En conclusion, je propose quelques stratégies qui pourraient accroître les bénéfices du double avantage épistémique supposé, moyennant une formation à la « conscientisation » (Freire, 1980) de ce modèle dans les milieux de la réhabilitation et des organisations (Pont, 2018). L’instrumentalité de ce modèle pourrait être explicitement révélée et « conscientisée » (Freire, 1980) par les femmes paraplégiques en réhabilitation.

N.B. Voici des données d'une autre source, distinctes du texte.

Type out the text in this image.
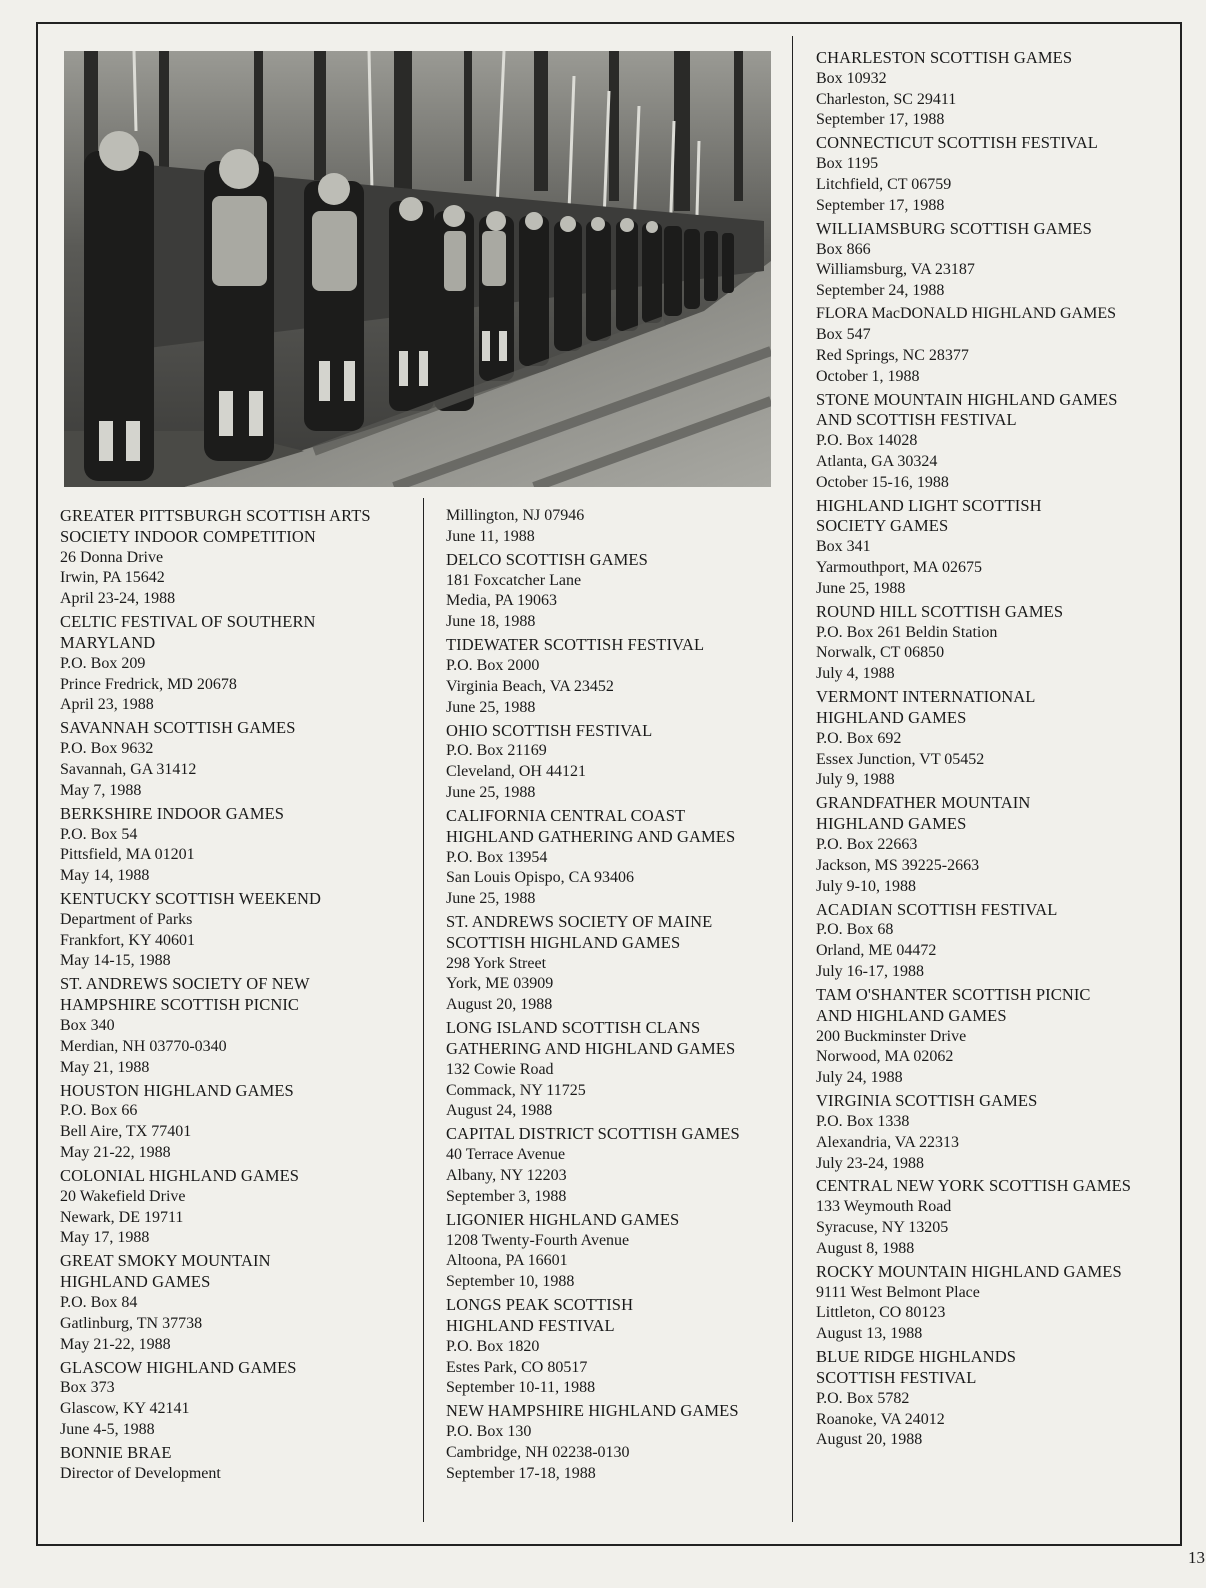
GREATER PITTSBURGH SCOTTISH ARTS
SOCIETY INDOOR COMPETITION
26 Donna Drive
Irwin, PA 15642
April 23-24, 1988
CELTIC FESTIVAL OF SOUTHERN
MARYLAND
P.O. Box 209
Prince Fredrick, MD 20678
April 23, 1988
SAVANNAH SCOTTISH GAMES
P.O. Box 9632
Savannah, GA 31412
May 7, 1988
BERKSHIRE INDOOR GAMES
P.O. Box 54
Pittsfield, MA 01201
May 14, 1988
KENTUCKY SCOTTISH WEEKEND
Department of Parks
Frankfort, KY 40601
May 14-15, 1988
ST. ANDREWS SOCIETY OF NEW
HAMPSHIRE SCOTTISH PICNIC
Box 340
Merdian, NH 03770-0340
May 21, 1988
HOUSTON HIGHLAND GAMES
P.O. Box 66
Bell Aire, TX 77401
May 21-22, 1988
COLONIAL HIGHLAND GAMES
20 Wakefield Drive
Newark, DE 19711
May 17, 1988
GREAT SMOKY MOUNTAIN
HIGHLAND GAMES
P.O. Box 84
Gatlinburg, TN 37738
May 21-22, 1988
GLASCOW HIGHLAND GAMES
Box 373
Glascow, KY 42141
June 4-5, 1988
BONNIE BRAE
Director of Development
Millington, NJ 07946
June 11, 1988
DELCO SCOTTISH GAMES
181 Foxcatcher Lane
Media, PA 19063
June 18, 1988
TIDEWATER SCOTTISH FESTIVAL
P.O. Box 2000
Virginia Beach, VA 23452
June 25, 1988
OHIO SCOTTISH FESTIVAL
P.O. Box 21169
Cleveland, OH 44121
June 25, 1988
CALIFORNIA CENTRAL COAST
HIGHLAND GATHERING AND GAMES
P.O. Box 13954
San Louis Opispo, CA 93406
June 25, 1988
ST. ANDREWS SOCIETY OF MAINE
SCOTTISH HIGHLAND GAMES
298 York Street
York, ME 03909
August 20, 1988
LONG ISLAND SCOTTISH CLANS
GATHERING AND HIGHLAND GAMES
132 Cowie Road
Commack, NY 11725
August 24, 1988
CAPITAL DISTRICT SCOTTISH GAMES
40 Terrace Avenue
Albany, NY 12203
September 3, 1988
LIGONIER HIGHLAND GAMES
1208 Twenty-Fourth Avenue
Altoona, PA 16601
September 10, 1988
LONGS PEAK SCOTTISH
HIGHLAND FESTIVAL
P.O. Box 1820
Estes Park, CO 80517
September 10-11, 1988
NEW HAMPSHIRE HIGHLAND GAMES
P.O. Box 130
Cambridge, NH 02238-0130
September 17-18, 1988
CHARLESTON SCOTTISH GAMES
Box 10932
Charleston, SC 29411
September 17, 1988
CONNECTICUT SCOTTISH FESTIVAL
Box 1195
Litchfield, CT 06759
September 17, 1988
WILLIAMSBURG SCOTTISH GAMES
Box 866
Williamsburg, VA 23187
September 24, 1988
FLORA MacDONALD HIGHLAND GAMES
Box 547
Red Springs, NC 28377
October 1, 1988
STONE MOUNTAIN HIGHLAND GAMES
AND SCOTTISH FESTIVAL
P.O. Box 14028
Atlanta, GA 30324
October 15-16, 1988
HIGHLAND LIGHT SCOTTISH
SOCIETY GAMES
Box 341
Yarmouthport, MA 02675
June 25, 1988
ROUND HILL SCOTTISH GAMES
P.O. Box 261 Beldin Station
Norwalk, CT 06850
July 4, 1988
VERMONT INTERNATIONAL
HIGHLAND GAMES
P.O. Box 692
Essex Junction, VT 05452
July 9, 1988
GRANDFATHER MOUNTAIN
HIGHLAND GAMES
P.O. Box 22663
Jackson, MS 39225-2663
July 9-10, 1988
ACADIAN SCOTTISH FESTIVAL
P.O. Box 68
Orland, ME 04472
July 16-17, 1988
TAM O'SHANTER SCOTTISH PICNIC
AND HIGHLAND GAMES
200 Buckminster Drive
Norwood, MA 02062
July 24, 1988
VIRGINIA SCOTTISH GAMES
P.O. Box 1338
Alexandria, VA 22313
July 23-24, 1988
CENTRAL NEW YORK SCOTTISH GAMES
133 Weymouth Road
Syracuse, NY 13205
August 8, 1988
ROCKY MOUNTAIN HIGHLAND GAMES
9111 West Belmont Place
Littleton, CO 80123
August 13, 1988
BLUE RIDGE HIGHLANDS
SCOTTISH FESTIVAL
P.O. Box 5782
Roanoke, VA 24012
August 20, 1988
13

Il pourrait être repéré en tant que véritable opérateur de la reprise de leur trajectoire, comme une stratégie d’empowerment dont elles bénéficient relativement « passivement », mais qui ne devrait pas demander d’auto-justification de leur embauche. Par ailleurs, si ce modèle s’appuie sur des attributions, de la part des employeurs et employeuses, de connaissances plus ou moins avérées, il ne devrait pas masquer les savoirs formels, professionnels et expérientiels effectivement démontrés par ces femmes. Elles pourraient les objectiver grâce à une réhabilitation et à un cheminement professionnel conscientisants. Pour elles, l’enjeu est aussi de prendre conscience de leurs modèles de soi, faits de leurs diverses facettes identitaires et de toute leur expérience sociale, et de s’autoriser à les affirmer et à les partager dans leur activité. Des points de vue multiples et inclusifs pourraient émerger de la mutualisation des connaissances, des expériences et des modèles de soi partagés par les femmes paraplégiques et les autres femmes dans les organisations – autant de ressources épistémiques qui demanderaient à y être reconnues comme telles. Les cultures professionnelles pourraient donc être enrichies de ces nouveaux points de vue et, possiblement, de l’avantage épistémique (s’il est avéré) des femmes paraplégiques. S’il est démontré, il pourrait contribuer avec d’autres caractéristiques plus objectives de l’action de ces femmes, à une diminution des transactions asymétriques autour de leur employabilité, ainsi qu’à l’égalité épistémique « de genre » et « de handicap » dans les organisations.